A social networking community for Twilight fans has over 350,000 members at the series' official site, and the series has spawned hundreds of fansites. The Twilight series' popularity and enthusiastic fan following have grabbed media attention and been dubbed "The Twilight Phenomenon". In addition, Gina McIntyre of the Los Angeles Times has called Twilight "a full-blown pop culture phenomenon". Fans of Meyer are noted to "dress up like her characters. They write their own stories about them and post their tales on the Internet. When she appears at a bookstore, 3,000 people go to meet her. There are Twilight-themed rock bands." The Irish Times noted, "The Twilight books...have generated a movement that strains definitions of the word 'cult'."
Economically, the town of Forks, Washington, the setting for the Twilight series, has improved due to tourism from fans of the books.

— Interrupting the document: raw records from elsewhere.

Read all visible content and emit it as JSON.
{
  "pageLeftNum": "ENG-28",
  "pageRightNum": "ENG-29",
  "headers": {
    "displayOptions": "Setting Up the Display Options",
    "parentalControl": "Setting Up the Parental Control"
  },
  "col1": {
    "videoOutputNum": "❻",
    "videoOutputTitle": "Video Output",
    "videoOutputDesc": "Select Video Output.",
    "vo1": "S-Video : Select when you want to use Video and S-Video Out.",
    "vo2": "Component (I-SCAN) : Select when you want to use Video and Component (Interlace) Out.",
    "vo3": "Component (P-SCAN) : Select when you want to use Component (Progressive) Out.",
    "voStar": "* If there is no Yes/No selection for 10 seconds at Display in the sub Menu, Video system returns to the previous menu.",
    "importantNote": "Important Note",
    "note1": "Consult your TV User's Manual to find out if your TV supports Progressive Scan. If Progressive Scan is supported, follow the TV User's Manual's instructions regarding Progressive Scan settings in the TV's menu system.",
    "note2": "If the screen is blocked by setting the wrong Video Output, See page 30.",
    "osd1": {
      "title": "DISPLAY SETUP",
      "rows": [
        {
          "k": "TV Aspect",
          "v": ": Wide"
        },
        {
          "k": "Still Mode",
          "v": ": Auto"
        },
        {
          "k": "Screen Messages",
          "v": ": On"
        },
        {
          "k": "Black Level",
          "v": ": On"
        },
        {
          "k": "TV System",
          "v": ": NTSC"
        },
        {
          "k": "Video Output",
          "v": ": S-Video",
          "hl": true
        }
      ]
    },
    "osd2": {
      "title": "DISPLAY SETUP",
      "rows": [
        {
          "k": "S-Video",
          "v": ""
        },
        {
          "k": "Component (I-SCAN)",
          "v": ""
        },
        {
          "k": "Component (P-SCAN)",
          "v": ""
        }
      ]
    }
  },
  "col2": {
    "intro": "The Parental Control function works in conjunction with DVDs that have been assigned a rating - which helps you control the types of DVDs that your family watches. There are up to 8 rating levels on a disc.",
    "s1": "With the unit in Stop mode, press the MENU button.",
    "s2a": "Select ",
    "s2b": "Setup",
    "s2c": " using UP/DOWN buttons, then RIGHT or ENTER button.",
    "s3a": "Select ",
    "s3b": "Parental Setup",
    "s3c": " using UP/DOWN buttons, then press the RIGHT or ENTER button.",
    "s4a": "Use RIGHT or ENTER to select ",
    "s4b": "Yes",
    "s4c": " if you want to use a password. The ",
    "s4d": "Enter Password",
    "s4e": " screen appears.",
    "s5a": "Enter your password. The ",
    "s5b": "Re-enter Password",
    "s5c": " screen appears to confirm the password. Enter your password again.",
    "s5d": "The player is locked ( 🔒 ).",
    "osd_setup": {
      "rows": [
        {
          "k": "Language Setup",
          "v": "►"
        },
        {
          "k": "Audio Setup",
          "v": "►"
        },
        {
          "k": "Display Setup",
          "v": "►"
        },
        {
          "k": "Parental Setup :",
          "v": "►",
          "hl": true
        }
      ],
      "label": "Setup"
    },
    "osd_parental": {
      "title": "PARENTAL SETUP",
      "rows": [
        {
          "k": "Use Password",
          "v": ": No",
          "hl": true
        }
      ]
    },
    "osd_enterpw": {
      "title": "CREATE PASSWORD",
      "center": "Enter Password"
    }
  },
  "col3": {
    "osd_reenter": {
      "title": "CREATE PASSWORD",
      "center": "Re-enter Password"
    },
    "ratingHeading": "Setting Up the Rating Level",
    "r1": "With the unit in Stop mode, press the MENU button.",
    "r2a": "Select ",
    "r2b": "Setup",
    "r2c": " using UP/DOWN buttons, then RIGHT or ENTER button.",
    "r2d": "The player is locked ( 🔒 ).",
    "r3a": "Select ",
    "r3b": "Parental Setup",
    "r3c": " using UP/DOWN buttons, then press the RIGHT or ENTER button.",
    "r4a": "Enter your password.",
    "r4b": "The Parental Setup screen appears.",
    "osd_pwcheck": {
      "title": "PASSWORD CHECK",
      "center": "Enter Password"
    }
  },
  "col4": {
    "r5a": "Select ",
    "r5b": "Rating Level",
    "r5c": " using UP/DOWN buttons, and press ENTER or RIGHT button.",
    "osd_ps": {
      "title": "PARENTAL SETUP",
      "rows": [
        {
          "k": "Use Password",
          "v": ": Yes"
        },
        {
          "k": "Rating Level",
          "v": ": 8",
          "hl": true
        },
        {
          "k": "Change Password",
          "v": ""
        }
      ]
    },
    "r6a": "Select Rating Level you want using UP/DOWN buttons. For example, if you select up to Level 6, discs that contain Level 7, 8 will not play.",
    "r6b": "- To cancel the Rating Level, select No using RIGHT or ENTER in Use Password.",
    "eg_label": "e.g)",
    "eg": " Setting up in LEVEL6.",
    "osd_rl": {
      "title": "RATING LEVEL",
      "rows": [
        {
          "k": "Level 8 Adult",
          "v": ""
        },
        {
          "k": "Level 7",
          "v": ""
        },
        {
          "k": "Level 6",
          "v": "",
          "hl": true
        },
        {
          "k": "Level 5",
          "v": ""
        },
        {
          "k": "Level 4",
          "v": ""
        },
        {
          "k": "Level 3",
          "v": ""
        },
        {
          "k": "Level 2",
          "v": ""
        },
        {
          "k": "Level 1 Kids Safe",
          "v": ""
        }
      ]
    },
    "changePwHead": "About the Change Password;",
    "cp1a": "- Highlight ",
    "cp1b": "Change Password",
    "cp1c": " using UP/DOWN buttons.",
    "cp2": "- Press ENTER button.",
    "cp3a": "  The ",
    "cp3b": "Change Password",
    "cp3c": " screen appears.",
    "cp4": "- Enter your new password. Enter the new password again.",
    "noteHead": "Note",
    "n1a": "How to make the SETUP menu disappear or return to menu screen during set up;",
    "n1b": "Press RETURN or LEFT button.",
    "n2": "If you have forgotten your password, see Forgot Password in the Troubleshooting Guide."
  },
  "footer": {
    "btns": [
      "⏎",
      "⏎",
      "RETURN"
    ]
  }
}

Forks is visited by an average of 8,000 tourists per month, and has been described as a "mecca for Twilighters". Many of the restaurants have Twilight-themed menus and the shops sell Twilight-related items. The town also hosts Twilight tours, which visit places such as La Push's First Beach, the hospital where Carlisle Cullen supposedly works, and a two-story house meant to portray the Swan residence. In response to plans for the aging Forks High School to be renovated, Twilight fans have teamed up with Infinite Jewelry Co. and the West Olympic Peninsula Betterment Association to collect donations in an attempt to save the brick appearance or the building altogether. In addition, an annual "Stephenie Meyer Day" is celebrated in Forks on September 13, the birthday of character Bella Swan.
According to Megan Tingley, editor at Little, Brown and Company, "Stephenie's fans are rabid, Stephenie has tapped into something very deep in her readers, and they respond on an emotional level."
In an interview with USA Today, US president Barack Obama said that he and his ten-year-old daughter, Malia, often bond over the Twilight books, while Kelly Clarkson has described herself as a "Twilight nerd" and even wrote a song based on New Moon. Emily Osment described Twilight as one of her "all-time-favorite books" and praised Stephenie Meyer, saying, "From the first chapter, Meyer grabbed my attention and kept me enthralled throughout the entire book. The characters contrast so greatly, I found myself wondering how she pieced them so seamlessly."
As well, Emma Watson has described herself as a Twilight fan and said, "I love those books ... I literally felt depressed when I finished reading them".